И наконец в один из дней в гуще прохожих возникает перед ней мальчик — копия он, в точности, как ее сын, шагающий подле нее, — и этому, другому говорится:
— Погляди, это твой брат. Подойди поцелуй его! — И плывет, покачнувшись, земля под ней…
Был и еще тип обреченных: женщины, что прожили с мужем десять лет и не родили детей[166]. У таких раны не заживают с годами.
Из них памятна мне торговка Зелта, что жила в яру, женщина отважная, всегда добродушная и веселая. Вышла она в свое время за своего соседа, Иссер-Бер его звали. За неимением другой работы занимался он переплетом книг.
Люди рассказывали, что долгие годы она сохла по нему, и вот исполнилось наконец заветное желание, и с этой минуты вселился в нее тот дух, что позволил праотцу нашему Яакову отвалить тяжелейший камень с устья колодца[167].
С какой легкостью несла она две корзины, полные до краев кочанами капусты и прочими овощами и фруктами! У реки стирала — меж куплей и продажей — чужое белье, а по ночам месила у пекаря тесто для ржаного хлеба и получала за это, помимо нескольких медных грошей, еще и небольшую буханочку хлеба, что выпекала для себя из ошметков теста, и съедала ее после вместе со своим Иссер-Бером (летом — во дворе под грушей). Отрезала ломоть за ломтем и пододвигала ему его часть, и аромат любви возносился к небу — вместе с запахом кушанья, что ставила на ночь в печь.

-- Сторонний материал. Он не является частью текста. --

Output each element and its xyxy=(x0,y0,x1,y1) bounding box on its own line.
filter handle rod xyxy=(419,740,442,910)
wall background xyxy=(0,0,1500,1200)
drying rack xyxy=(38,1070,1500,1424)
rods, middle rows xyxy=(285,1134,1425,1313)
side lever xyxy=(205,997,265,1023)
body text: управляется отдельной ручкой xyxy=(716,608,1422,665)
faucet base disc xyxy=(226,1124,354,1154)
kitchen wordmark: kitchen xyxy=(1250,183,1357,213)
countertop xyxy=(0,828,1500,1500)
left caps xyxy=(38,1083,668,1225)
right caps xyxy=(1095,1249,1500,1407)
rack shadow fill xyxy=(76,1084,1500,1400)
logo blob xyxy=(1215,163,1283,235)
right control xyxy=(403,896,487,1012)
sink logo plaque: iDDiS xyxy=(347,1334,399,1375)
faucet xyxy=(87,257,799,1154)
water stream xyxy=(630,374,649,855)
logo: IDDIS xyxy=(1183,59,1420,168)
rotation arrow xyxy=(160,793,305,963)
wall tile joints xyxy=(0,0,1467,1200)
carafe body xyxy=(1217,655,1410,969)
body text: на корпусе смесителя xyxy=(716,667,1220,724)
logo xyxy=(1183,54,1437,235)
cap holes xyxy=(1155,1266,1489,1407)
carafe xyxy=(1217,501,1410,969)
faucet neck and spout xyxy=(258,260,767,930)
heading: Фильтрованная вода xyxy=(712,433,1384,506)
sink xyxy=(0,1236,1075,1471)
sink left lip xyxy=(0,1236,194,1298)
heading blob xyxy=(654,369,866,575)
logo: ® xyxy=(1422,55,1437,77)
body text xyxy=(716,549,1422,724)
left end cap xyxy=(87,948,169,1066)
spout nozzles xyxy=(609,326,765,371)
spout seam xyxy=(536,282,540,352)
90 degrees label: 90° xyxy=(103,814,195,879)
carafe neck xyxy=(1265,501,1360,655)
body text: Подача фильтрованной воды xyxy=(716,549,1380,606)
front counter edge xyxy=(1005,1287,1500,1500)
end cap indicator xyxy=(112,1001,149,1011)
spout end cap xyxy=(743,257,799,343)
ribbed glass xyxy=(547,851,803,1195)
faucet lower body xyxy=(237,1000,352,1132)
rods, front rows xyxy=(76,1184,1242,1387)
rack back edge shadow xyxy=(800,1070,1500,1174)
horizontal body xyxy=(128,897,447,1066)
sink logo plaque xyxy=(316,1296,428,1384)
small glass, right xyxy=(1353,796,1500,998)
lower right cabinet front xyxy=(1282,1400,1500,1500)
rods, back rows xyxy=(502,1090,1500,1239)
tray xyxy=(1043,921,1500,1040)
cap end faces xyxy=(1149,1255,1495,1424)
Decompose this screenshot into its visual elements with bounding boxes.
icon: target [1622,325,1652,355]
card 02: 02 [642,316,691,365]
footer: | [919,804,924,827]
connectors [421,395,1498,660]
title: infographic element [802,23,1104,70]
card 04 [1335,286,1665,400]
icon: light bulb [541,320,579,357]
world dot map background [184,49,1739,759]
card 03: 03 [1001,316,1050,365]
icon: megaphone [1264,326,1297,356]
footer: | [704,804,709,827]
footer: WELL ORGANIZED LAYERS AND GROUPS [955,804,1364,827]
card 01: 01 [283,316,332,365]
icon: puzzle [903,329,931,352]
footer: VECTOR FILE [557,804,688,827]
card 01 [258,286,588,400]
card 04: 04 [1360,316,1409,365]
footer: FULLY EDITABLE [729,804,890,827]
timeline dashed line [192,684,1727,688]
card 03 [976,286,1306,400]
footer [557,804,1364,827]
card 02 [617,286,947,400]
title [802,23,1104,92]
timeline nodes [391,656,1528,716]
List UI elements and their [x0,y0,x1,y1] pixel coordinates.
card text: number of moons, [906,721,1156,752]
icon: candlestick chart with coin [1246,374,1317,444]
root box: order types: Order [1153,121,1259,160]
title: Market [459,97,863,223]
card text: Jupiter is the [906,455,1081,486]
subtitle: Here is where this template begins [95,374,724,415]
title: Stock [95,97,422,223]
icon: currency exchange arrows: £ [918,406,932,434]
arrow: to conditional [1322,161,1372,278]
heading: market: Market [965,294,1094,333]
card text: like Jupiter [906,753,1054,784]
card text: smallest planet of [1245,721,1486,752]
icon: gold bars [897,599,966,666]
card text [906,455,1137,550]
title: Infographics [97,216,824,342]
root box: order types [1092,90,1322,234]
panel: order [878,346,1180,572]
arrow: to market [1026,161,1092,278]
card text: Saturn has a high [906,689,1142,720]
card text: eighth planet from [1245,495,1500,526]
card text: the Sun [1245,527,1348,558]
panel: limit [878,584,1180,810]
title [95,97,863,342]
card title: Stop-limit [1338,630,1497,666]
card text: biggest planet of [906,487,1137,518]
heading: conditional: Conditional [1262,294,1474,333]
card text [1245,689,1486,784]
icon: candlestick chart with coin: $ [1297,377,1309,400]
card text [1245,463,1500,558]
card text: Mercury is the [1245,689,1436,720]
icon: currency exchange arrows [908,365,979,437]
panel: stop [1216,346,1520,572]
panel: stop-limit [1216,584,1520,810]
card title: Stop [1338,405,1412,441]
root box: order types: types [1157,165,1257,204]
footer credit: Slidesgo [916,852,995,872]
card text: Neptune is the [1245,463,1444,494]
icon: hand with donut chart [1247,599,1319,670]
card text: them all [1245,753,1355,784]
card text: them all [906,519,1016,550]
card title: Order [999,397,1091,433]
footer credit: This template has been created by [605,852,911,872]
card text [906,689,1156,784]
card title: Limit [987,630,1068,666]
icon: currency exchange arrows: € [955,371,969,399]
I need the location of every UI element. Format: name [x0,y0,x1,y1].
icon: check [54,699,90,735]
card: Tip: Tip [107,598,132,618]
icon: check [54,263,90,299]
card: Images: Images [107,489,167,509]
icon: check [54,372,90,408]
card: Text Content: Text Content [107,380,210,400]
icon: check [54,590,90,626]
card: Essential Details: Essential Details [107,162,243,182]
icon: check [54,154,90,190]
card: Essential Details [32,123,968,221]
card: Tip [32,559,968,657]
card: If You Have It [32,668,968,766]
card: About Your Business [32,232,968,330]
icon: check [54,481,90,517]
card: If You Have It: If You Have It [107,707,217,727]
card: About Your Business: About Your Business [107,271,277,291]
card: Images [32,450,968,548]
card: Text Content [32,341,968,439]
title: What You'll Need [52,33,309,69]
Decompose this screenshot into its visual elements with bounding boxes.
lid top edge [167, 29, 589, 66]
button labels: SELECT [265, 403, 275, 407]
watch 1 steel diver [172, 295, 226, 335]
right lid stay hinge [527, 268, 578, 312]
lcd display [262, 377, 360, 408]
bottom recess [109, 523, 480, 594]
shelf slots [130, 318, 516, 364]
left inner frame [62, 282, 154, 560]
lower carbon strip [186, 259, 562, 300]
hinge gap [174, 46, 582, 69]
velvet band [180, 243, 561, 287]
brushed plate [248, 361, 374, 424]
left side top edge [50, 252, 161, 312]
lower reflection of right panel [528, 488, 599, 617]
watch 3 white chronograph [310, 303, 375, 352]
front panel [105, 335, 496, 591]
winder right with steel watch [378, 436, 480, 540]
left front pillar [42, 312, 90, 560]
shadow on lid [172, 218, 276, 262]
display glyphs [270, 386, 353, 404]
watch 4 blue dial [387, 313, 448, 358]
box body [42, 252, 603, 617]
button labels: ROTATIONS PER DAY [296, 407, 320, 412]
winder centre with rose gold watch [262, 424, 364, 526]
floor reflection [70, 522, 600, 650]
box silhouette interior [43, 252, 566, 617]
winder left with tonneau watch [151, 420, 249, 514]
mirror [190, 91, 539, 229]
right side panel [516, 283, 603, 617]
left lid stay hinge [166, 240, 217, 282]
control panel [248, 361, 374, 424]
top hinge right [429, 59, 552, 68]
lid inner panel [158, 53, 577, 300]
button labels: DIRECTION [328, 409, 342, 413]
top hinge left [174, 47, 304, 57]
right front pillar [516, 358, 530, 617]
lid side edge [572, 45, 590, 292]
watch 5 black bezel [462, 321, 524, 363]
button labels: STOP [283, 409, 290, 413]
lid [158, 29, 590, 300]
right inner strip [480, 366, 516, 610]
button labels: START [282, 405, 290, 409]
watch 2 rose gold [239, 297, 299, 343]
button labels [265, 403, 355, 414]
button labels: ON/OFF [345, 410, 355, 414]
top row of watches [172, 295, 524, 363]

Жители местечка, проходя мимо, замедляли шаг и обращали к ним просветленные лица и взгляды, подобные тем, что притягивает к себе цветущее дерево или росистый сад, залитый лучами утреннего солнца.
Но незаметно пробежали годы, а женщина, так и оставшаяся бездетной, не догадывалась, что отмерены сроки и близится конец.
Утомилось ее тело, да и была она годами старше своего супруга, и вот, увидели его родичи, что древо их жизни — одна из ветвей его — того гляди засохнет.
И когда настал десятый год, обозначенный как крайний срок, явились родственники из Каменки и увезли его к себе. А она, в простоте душевной, еще и порадовалась этому.
— Пусть подышит немного свежим воздухом! — сказала.
И посылала ему к каждой субботе свежие плетеные халы, а сверх того, — для аппетита, как он любил — пряную селедку, которой там, в деревне, верно уж не достанешь.
В тот день, когда должен был он вернуться, посчастливилось ей купить на рынке немного вишен из графского сада, и когда несла их домой, радостным блеском сияли ее глаза, подобные спелым влажным ягодам.
— Сварю варенье для моего Иссер-Бера, — сказала, он любит вишневое варенье.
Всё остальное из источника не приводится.